Profa. Dra. Izabel Patrícia Meister2

Resumo

Recentemente, a Universidade Federal de São Paulo (Unifesp) tornou-se pioneira no campo do Design Educacional ao criar o primeiro curso de graduação à distância na área com o objetivo de formar profissionais numa perspectiva multi e interdisciplinar. O objetivo desse estudo foi mapear o perfil do ingressante da primeira turma desse curso, compreendendo os desafios e inovações por ele trazidos na perspectiva dos próprios ingressantes, dos professores e da equipe multidisciplinar. A partir de uma abordagem mista qualitativa/quantitativa, foi realizada a aplicação de questionários individuais disponibilizados online, via Google Forms. Além do mapeamento do perfil dos ingressantes - adultos, inseridos no mercado de trabalho e que procuravam por uma formação continuada -- verificou-se que um dos principais desafios apontados por eles foi a organização didático-pedagógica do curso. Já entre as inovações, as mais citadas foram a ampliação ou aprofundamento do conhecimento e a estimulação da criatividade. Na perspectiva docente, os principais desafios se relacionaram aos aspectos pedagógicos e tecnológicos, percebidos como experiências positivas agregadoras de valor às suas carreiras e ao aprimoramento do próprio curso, situação semelhante encontrada na equipe multidisciplinar.

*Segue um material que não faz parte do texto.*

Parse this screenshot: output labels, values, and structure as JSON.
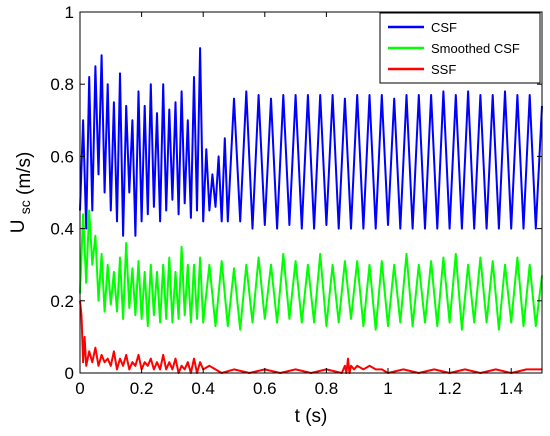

Palavras-chave: Educação a distância. Design educacional. Design instrucional. Ensino superior. Ensino da tecnologia.

1. Introdução

Em 2006, a criação da Universidade Aberta do Brasil (UAB), por meio do Decreto 5.800 (BRASIL, 2006), consolidou o processo expansionista da educação à distância (EaD) iniciado em décadas anteriores, principalmente em relação à democratização do ensino, ao proporcionar o acesso à educação para regiões e grupos que até então não tinham essa possibilidade (BORGES et al., 2016). A partir daí, houve um crescimento expressivo do número de matrículas e de cursos a distância (ASSOCIAÇÃO BRASILEIRA DE EDUCAÇÃO A DISTÂNCIA, 2018), o que provocou, consequentemente, a necessidade de profissionalização daqueles que atuavam no campo e que careciam de conhecimentos mais específicos, tanto tecnológicos quanto pedagógicos. Foi nesse contexto profícuo que o Design Educacional (DE) se firmou enquanto campo do conhecimento e profissão no Brasil, tendo recebido a regulamentação pela Classificação Brasileira de Ocupações (CBO) em 2009 (MINISTÉRIO DO TRABALHO E EMPREGO, 2009).

A demanda por esse profissional é crescente, tendo-se em vista o entendimento de que a construção de cursos em EaD não é uma simples transposição de conteúdos trabalhados presencialmente (REISER, 2001), sendo necessário, portanto, um profissional que desenvolva projetos educacionais, organize cursos, gerencie pessoas, crie, desenvolva, escolha e utilize tecnologias, ferramentas e soluções para a implementação de programas educacionais (INTERNATIONAL BOARD OF STANDARDS FOR TRAINING, PERFORMANCE AND INSTRUCTION, 2012).

Com o objetivo de formar profissionais nessa área, numa perspectiva multi e interdisciplinar, foi que a Universidade Federal de São Paulo (Unifesp), em 2017, por meio do Núcleo da Universidade Aberta do Brasil (UAB-Unifesp), tornou-se pioneira ao ofertar a primeira turma do curso de graduação à distância em Tecnologia em Design Educacional (TEDE), uma formação superior tecnológica em regime semestral e prazo mínimo para integralização de dois anos e meio. Além das disciplinas obrigatórias, desenvolvidas num ambiente virtual de aprendizagem integrado ao sistema acadêmico, os alunos podem cursar disciplinas eletivas, que propiciam uma formação complementar e permitem a interação com alunos de outros cursos da universidade, já que uma parte é ofertada como ''intercampi''. Há, ainda, momentos presenciais, em que são realizadas atividades avaliativas e de interação entre os alunos.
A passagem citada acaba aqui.